Engagementpreis für Homöopathen?

Der Deutsche Engagementpreis soll nach eigenem Bekunden dem bürgerliche Engagement in Deutschland Anerkennung verschaffen und engagierten Personen und beeindruckenden Projekten ein Gesicht geben. Über rund 900 zur Auswahl stehende Projekte kann auf der Seite von "geben gibt" abgstimmt werden. Darunter auch sehr wichtige und bekannte Projekte wie das Hamburger Spendenparlament oder Sozialhelden e.V. Deutlich (ich will mich weigern, es "uneinholbar zu nennen, die Abstimmung geht noch bis zum 15. November!) in Führung liegt aber eine Gruppe, die sich ausgerechnet zum Ziel gesetzt hat,
die Homöopathie in Länder zu tragen, deren Gesundheitssystem die medizinische Versorgung der Bevölkerung aus verschiedensten Gründen nicht leisten kann. Homöopathie leistet auch und besonders in Kriegs- und Krisensituationen große Dienste bei der Heilung physischer und psychischer Verletzungen.

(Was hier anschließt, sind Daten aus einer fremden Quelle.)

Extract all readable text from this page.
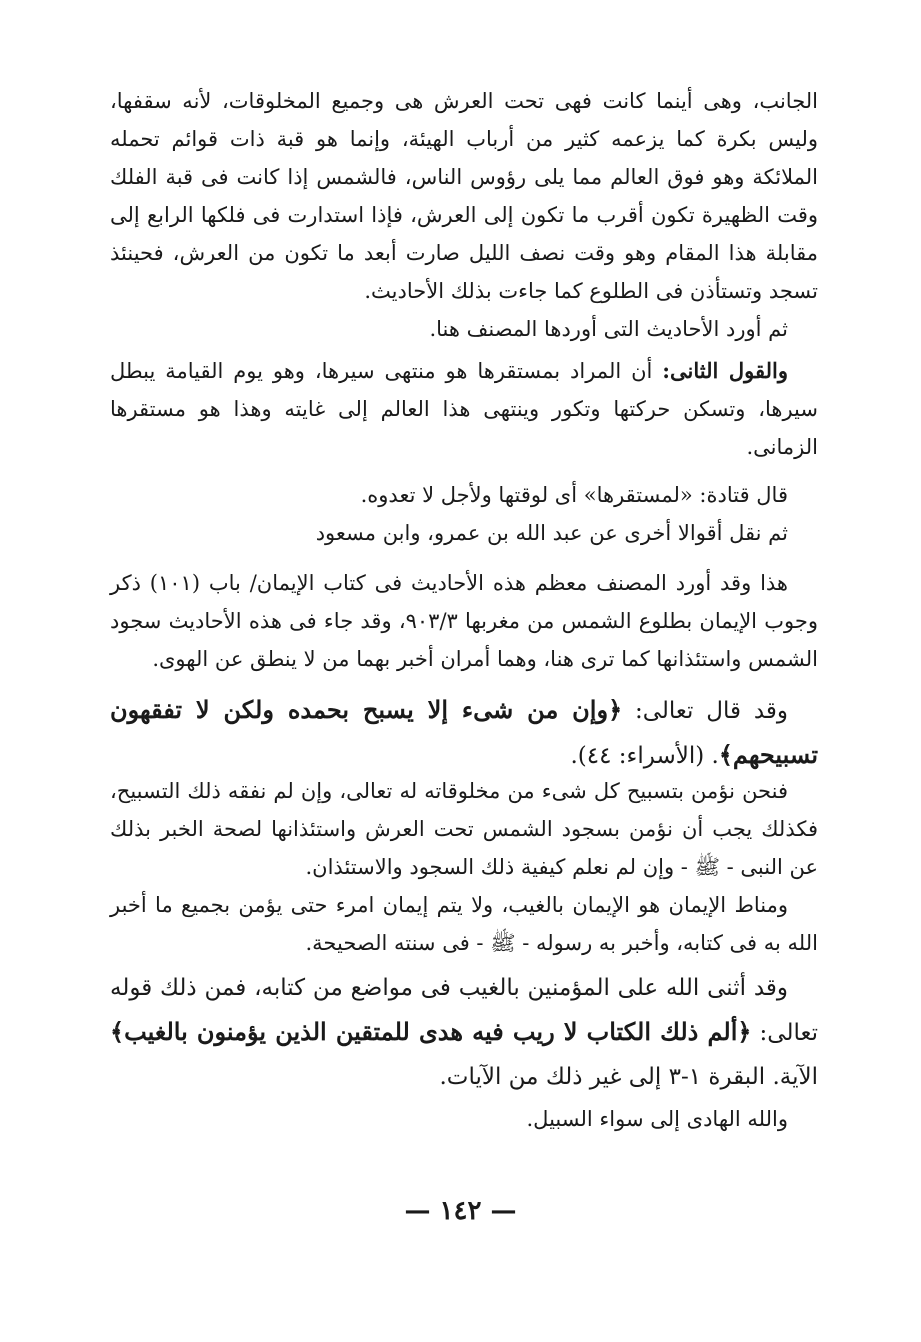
الجانب، وهى أينما كانت فهى تحت العرش هى وجميع المخلوقات، لأنه سقفها، وليس بكرة كما يزعمه كثير من أرباب الهيئة، وإنما هو قبة ذات قوائم تحمله الملائكة وهو فوق العالم مما يلى رؤوس الناس، فالشمس إذا كانت فى قبة الفلك وقت الظهيرة تكون أقرب ما تكون إلى العرش، فإذا استدارت فى فلكها الرابع إلى مقابلة هذا المقام وهو وقت نصف الليل صارت أبعد ما تكون من العرش، فحينئذ تسجد وتستأذن فى الطلوع كما جاءت بذلك الأحاديث.

ثم أورد الأحاديث التى أوردها المصنف هنا.

والقول الثانى: أن المراد بمستقرها هو منتهى سيرها، وهو يوم القيامة يبطل سيرها، وتسكن حركتها وتكور وينتهى هذا العالم إلى غايته وهذا هو مستقرها الزمانى.

قال قتادة: «لمستقرها» أى لوقتها ولأجل لا تعدوه.

ثم نقل أقوالا أخرى عن عبد الله بن عمرو، وابن مسعود

هذا وقد أورد المصنف معظم هذه الأحاديث فى كتاب الإيمان/ باب (١٠١) ذكر وجوب الإيمان بطلوع الشمس من مغربها ٩٠٣/٣، وقد جاء فى هذه الأحاديث سجود الشمس واستئذانها كما ترى هنا، وهما أمران أخبر بهما من لا ينطق عن الهوى.

وقد قال تعالى: ﴿وإن من شىء إلا يسبح بحمده ولكن لا تفقهون تسبيحهم﴾. (الأسراء: ٤٤).

فنحن نؤمن بتسبيح كل شىء من مخلوقاته له تعالى، وإن لم نفقه ذلك التسبيح، فكذلك يجب أن نؤمن بسجود الشمس تحت العرش واستئذانها لصحة الخبر بذلك عن النبى - ﷺ - وإن لم نعلم كيفية ذلك السجود والاستئذان.

ومناط الإيمان هو الإيمان بالغيب، ولا يتم إيمان امرء حتى يؤمن بجميع ما أخبر الله به فى كتابه، وأخبر به رسوله - ﷺ - فى سنته الصحيحة.

وقد أثنى الله على المؤمنين بالغيب فى مواضع من كتابه، فمن ذلك قوله تعالى: ﴿ألم ذلك الكتاب لا ريب فيه هدى للمتقين الذين يؤمنون بالغيب﴾ الآية. البقرة ١-٣ إلى غير ذلك من الآيات.

والله الهادى إلى سواء السبيل.

— ١٤٢ —
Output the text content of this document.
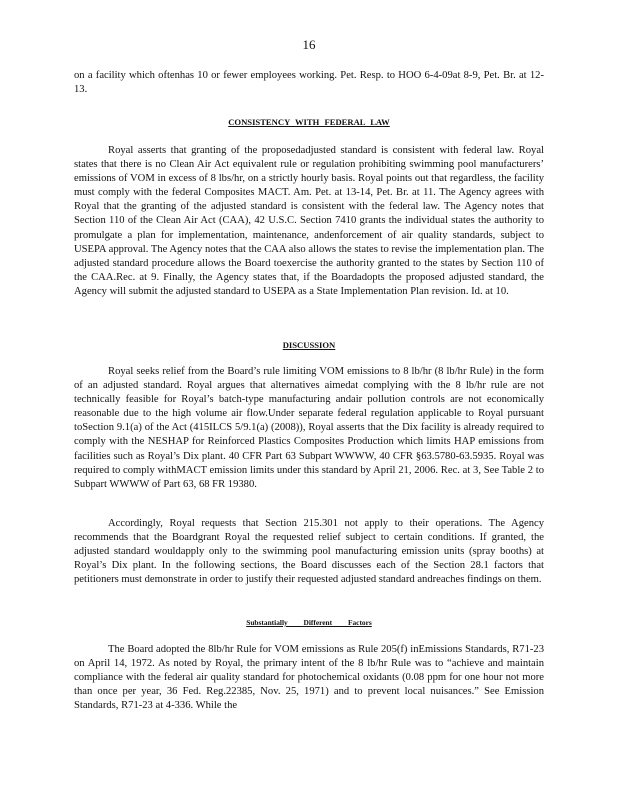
16

on a facility which oftenhas 10 or fewer employees working. Pet. Resp. to HOO 6-4-09at 8-9, Pet. Br. at 12-13.

CONSISTENCY WITH FEDERAL LAW

Royal asserts that granting of the proposedadjusted standard is consistent with federal law. Royal states that there is no Clean Air Act equivalent rule or regulation prohibiting swimming pool manufacturers’ emissions of VOM in excess of 8 lbs/hr, on a strictly hourly basis. Royal points out that regardless, the facility must comply with the federal Composites MACT. Am. Pet. at 13-14, Pet. Br. at 11. The Agency agrees with Royal that the granting of the adjusted standard is consistent with the federal law. The Agency notes that Section 110 of the Clean Air Act (CAA), 42 U.S.C. Section 7410 grants the individual states the authority to promulgate a plan for implementation, maintenance, andenforcement of air quality standards, subject to USEPA approval. The Agency notes that the CAA also allows the states to revise the implementation plan. The adjusted standard procedure allows the Board toexercise the authority granted to the states by Section 110 of the CAA.Rec. at 9. Finally, the Agency states that, if the Boardadopts the proposed adjusted standard, the Agency will submit the adjusted standard to USEPA as a State Implementation Plan revision. Id. at 10.

DISCUSSION

Royal seeks relief from the Board’s rule limiting VOM emissions to 8 lb/hr (8 lb/hr Rule) in the form of an adjusted standard. Royal argues that alternatives aimedat complying with the 8 lb/hr rule are not technically feasible for Royal’s batch-type manufacturing andair pollution controls are not economically reasonable due to the high volume air flow.Under separate federal regulation applicable to Royal pursuant toSection 9.1(a) of the Act (415ILCS 5/9.1(a) (2008)), Royal asserts that the Dix facility is already required to comply with the NESHAP for Reinforced Plastics Composites Production which limits HAP emissions from facilities such as Royal’s Dix plant. 40 CFR Part 63 Subpart WWWW, 40 CFR §63.5780-63.5935. Royal was required to comply withMACT emission limits under this standard by April 21, 2006. Rec. at 3, See Table 2 to Subpart WWWW of Part 63, 68 FR 19380.

Accordingly, Royal requests that Section 215.301 not apply to their operations. The Agency recommends that the Boardgrant Royal the requested relief subject to certain conditions. If granted, the adjusted standard wouldapply only to the swimming pool manufacturing emission units (spray booths) at Royal’s Dix plant. In the following sections, the Board discusses each of the Section 28.1 factors that petitioners must demonstrate in order to justify their requested adjusted standard andreaches findings on them.

Substantially Different Factors

The Board adopted the 8lb/hr Rule for VOM emissions as Rule 205(f) inEmissions Standards, R71-23 on April 14, 1972. As noted by Royal, the primary intent of the 8 lb/hr Rule was to “achieve and maintain compliance with the federal air quality standard for photochemical oxidants (0.08 ppm for one hour not more than once per year, 36 Fed. Reg.22385, Nov. 25, 1971) and to prevent local nuisances.” See Emission Standards, R71-23 at 4-336. While the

Die Truppe nennt sich "Homöopathen ohne Grenzen", in deutlicher Anlehnung an Ärzte ohne Grenzen. Die Zielsetzung besteht imho aus Anti-Aufklärung in Reinkultur. Ich bin der Meinung, dass die 10 000 € des Preises nicht dafür verwendet werden sollten, ein esoterisches und irrationales Weltbild in Länder zu exportieren, die sich nicht oder kaum dagegen wehren können. Und wir sollten auch selber nicht ein esoterisches und irrationales Weltbild noch zusätzlich adeln, indem wir dafür einen Preis verteilen. Homöopathie hat in keiner mir bekannten wissenschaftlichen Studie auch nur ansatzweise so etwas wie eine Wirksamkeit belegen können, die oberhalb der eines Placebos lag.